Pharaoh's Intimidation
Moshe Ben-Chaim
Reader: So I have looked through Rashi, and the Midrash, but there is no comment I can find on an interesting question: When Moses first appeared before Pharaoh why did not Pharaoh simply have him and Aaron killed, or after the first plague, or even the fifth? After that, I understand that Pharaoh had removed the element of freewill from himself. Moses was, after all, according to Egyptian law, guilty of murder of an Egyptian, and Pharaoh knew this. Opinion please
Mesora: Pharaoh never lost his free will. G-d does not remove man's ability to make his own decisions. In another article I hope to expound on what it means that G-d hardened Pharaoh's heart. Refer to Maimonides' Laws of Repentance, chapters 5 and 6 for much detail on free will, and Pharaoh.

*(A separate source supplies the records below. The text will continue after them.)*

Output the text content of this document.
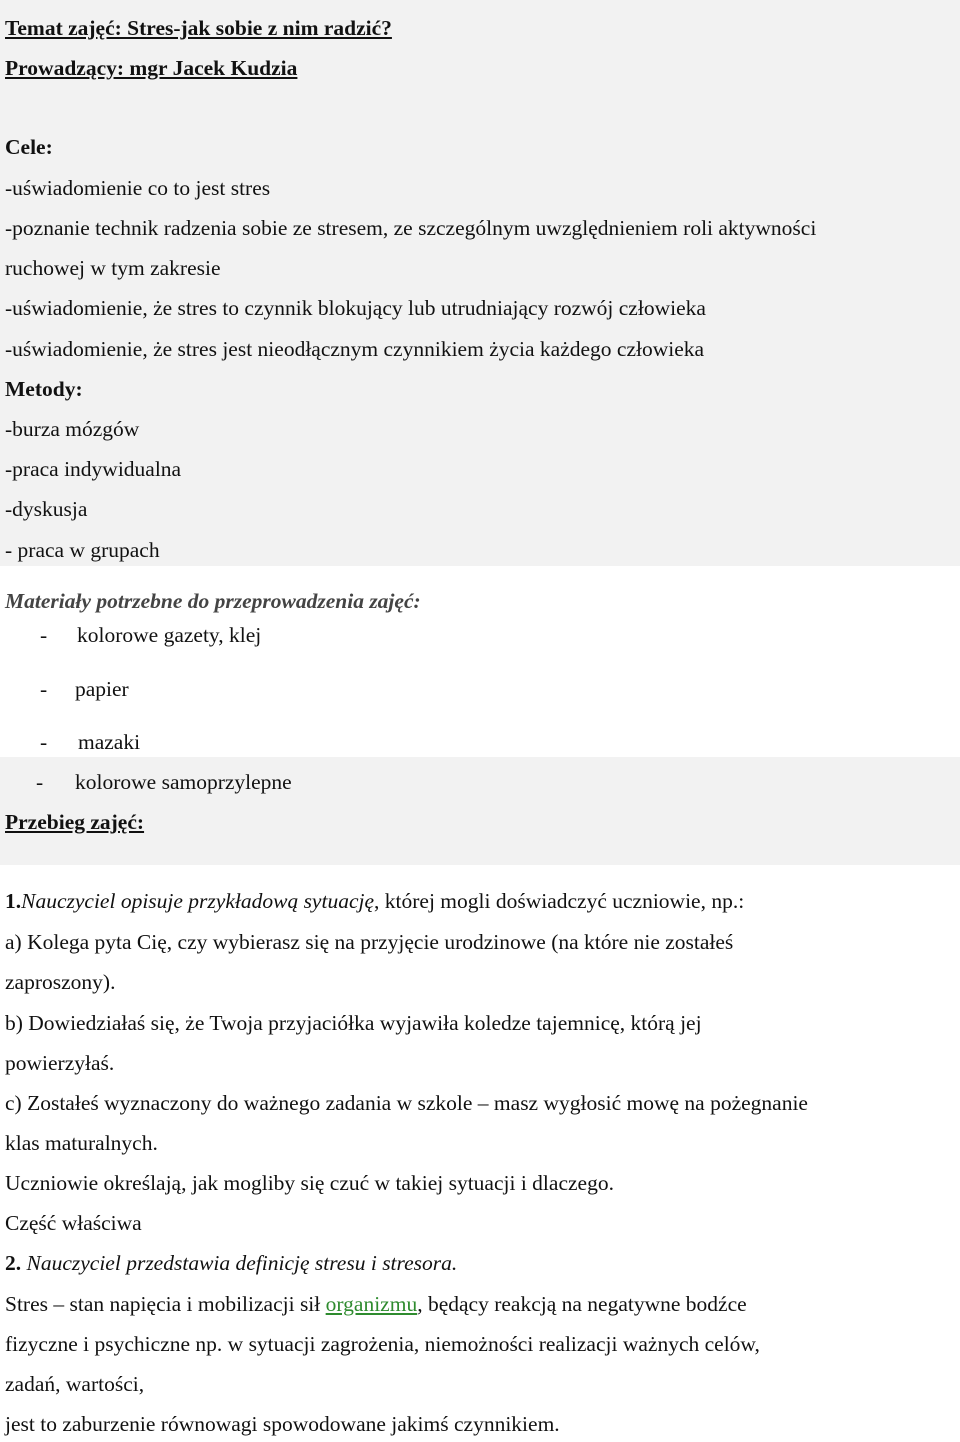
Temat zajęć: Stres-jak sobie z nim radzić?
Prowadzący: mgr Jacek Kudzia
Cele:
-uświadomienie co to jest stres
-poznanie technik radzenia sobie ze stresem, ze szczególnym uwzględnieniem roli aktywności
ruchowej w tym zakresie
-uświadomienie, że stres to czynnik blokujący lub utrudniający rozwój człowieka
-uświadomienie, że stres jest nieodłącznym czynnikiem życia każdego człowieka
Metody:
-burza mózgów
-praca indywidualna
-dyskusja
- praca w grupach
Materiały potrzebne do przeprowadzenia zajęć:
- kolorowe gazety, klej
- papier
- mazaki
- kolorowe samoprzylepne
Przebieg zajęć:
1.Nauczyciel opisuje przykładową sytuację, której mogli doświadczyć uczniowie, np.:
a) Kolega pyta Cię, czy wybierasz się na przyjęcie urodzinowe (na które nie zostałeś
zaproszony).
b) Dowiedziałaś się, że Twoja przyjaciółka wyjawiła koledze tajemnicę, którą jej
powierzyłaś.
c) Zostałeś wyznaczony do ważnego zadania w szkole – masz wygłosić mowę na pożegnanie
klas maturalnych.
Uczniowie określają, jak mogliby się czuć w takiej sytuacji i dlaczego.
Część właściwa
2. Nauczyciel przedstawia definicję stresu i stresora.
Stres – stan napięcia i mobilizacji sił organizmu, będący reakcją na negatywne bodźce
fizyczne i psychiczne np. w sytuacji zagrożenia, niemożności realizacji ważnych celów,
zadań, wartości,
jest to zaburzenie równowagi spowodowane jakimś czynnikiem.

Regarding your question, I heard a Rabbi answer that the term "Elohim" applied to Moshe meant that God made Moshe greatly revered in Pharaoh's eyes. As such, Pharaoh was greatly intimidated by Moshe, to the point that he would not threaten him. Outwardly, Pharaoh had to maintain respect of his people, so he spoke harshly to Moshe and Aaron. Inwardly, he feared Moshe.